Le préfet ne risque rien : il se retranche derrière une décision du Conseil d’Etat du 5 janvier 2007 qui interdit la distribution sur la voie publique d’un repas contenant du porc.
Les motifs de cette décision sont les suivants : en proposant une soupe
populaire au cochon les organisateurs entendent exclure les indigents
refusant de consommer du porc pour des raisons religieuses. L’initiative porterait ainsi atteinte à la dignité de ces personnes et serait dès lors susceptible de créer des troubles à l’ordre public : bref, une soupe raciste, une soupe fasciste, une soupe discriminatoire interdite aux juifs et aux musulmans !

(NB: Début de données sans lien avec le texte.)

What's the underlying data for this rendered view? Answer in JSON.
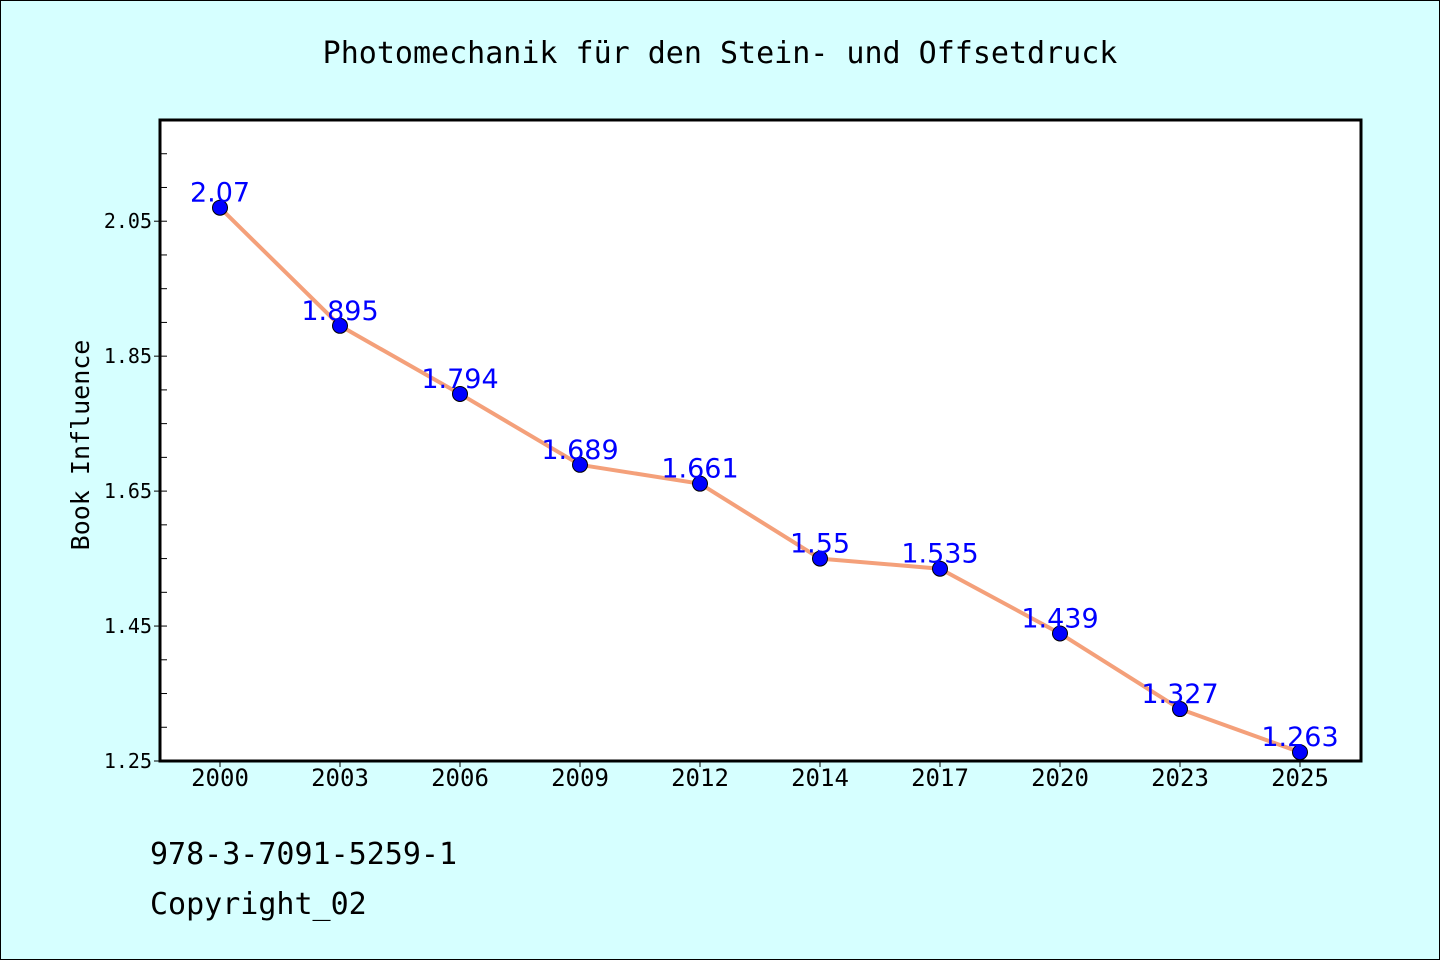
{
  "chart_data": {
    "type": "line",
    "title": "Photomechanik für den Stein- und Offsetdruck",
    "xlabel": "",
    "ylabel": "Book Influence",
    "categories": [
      "2000",
      "2003",
      "2006",
      "2009",
      "2012",
      "2014",
      "2017",
      "2020",
      "2023",
      "2025"
    ],
    "series": [
      {
        "values": [
          2.07,
          1.895,
          1.794,
          1.689,
          1.661,
          1.55,
          1.535,
          1.439,
          1.327,
          1.263
        ],
        "labels": [
          "2.07",
          "1.895",
          "1.794",
          "1.689",
          "1.661",
          "1.55",
          "1.535",
          "1.439",
          "1.327",
          "1.263"
        ]
      }
    ],
    "yticks": [
      "1.25",
      "1.45",
      "1.65",
      "1.85",
      "2.05"
    ],
    "ylim": [
      1.25,
      2.2
    ],
    "grid": false,
    "colors": {
      "line": "#f4a07a",
      "marker": "#0000ff",
      "data_label": "#0000ff",
      "background": "#d6ffff",
      "plot_background": "#ffffff"
    }
  },
  "footer": {
    "isbn": "978-3-7091-5259-1",
    "copyright": "Copyright_02"
  }
}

A suivre ce raisonnement, l’étape suivante sera, inévitablement, la
fermeture administrative de toutes les charcuteries, des tavernes
alsaciennes et des restaurants toulousains ; puis la ville de Vire
(pour l’andouillette) du Mans (pour les rillettes) seront décrétées cités interdites
puisque les clientèles juives et musulmanes ne pourront évidemment s’y
fournir ou s’y restaurer ! La décision d’interdiction n’a cependant pas
été simple puisqu’à deux reprises, le tribunal administratif de Paris
avait autorisé en référé la distribution de la soupe au cochon en
jugeant qu’elle n’était pas discriminatoire. Le Conseil d’Etat a jugé
qu’il faillait censurer ces décisions. Pays légal, Pays réel : l’ordonnance rendue par la haute juridiction administrative sonne un nouveau recul de la France éternelle.
L’intérêt de cette décision est pourtant juridique autant que politique. Sur le terrain juridique tout d’abord, la décision malmène à l’évidence les grands principes des libertés fondamentales
: la liberté de manifestation, la liberté de réunion, l’interdiction
traditionnelle pour les autorités de police d’alléguer d’un risque
putatif à l’ordre public pour interdire un rassemblement ou une
manifestation. Enfin, les professionnels de l’antiracisme si prompts à
organiser des actions de testing pour dénoncer les
discriminations anti-ethniques n’ont jamais rapporté qu’un sans-abri
ait jamais été privé du secours proposé parce qu’il se refusait de
consommer de la viande porcine. C’est donc la seule présence de porc dans le menu proposé qui rend le menu discriminatoire. Là réside l’intérêt politique de la décision. Laïcité sélective.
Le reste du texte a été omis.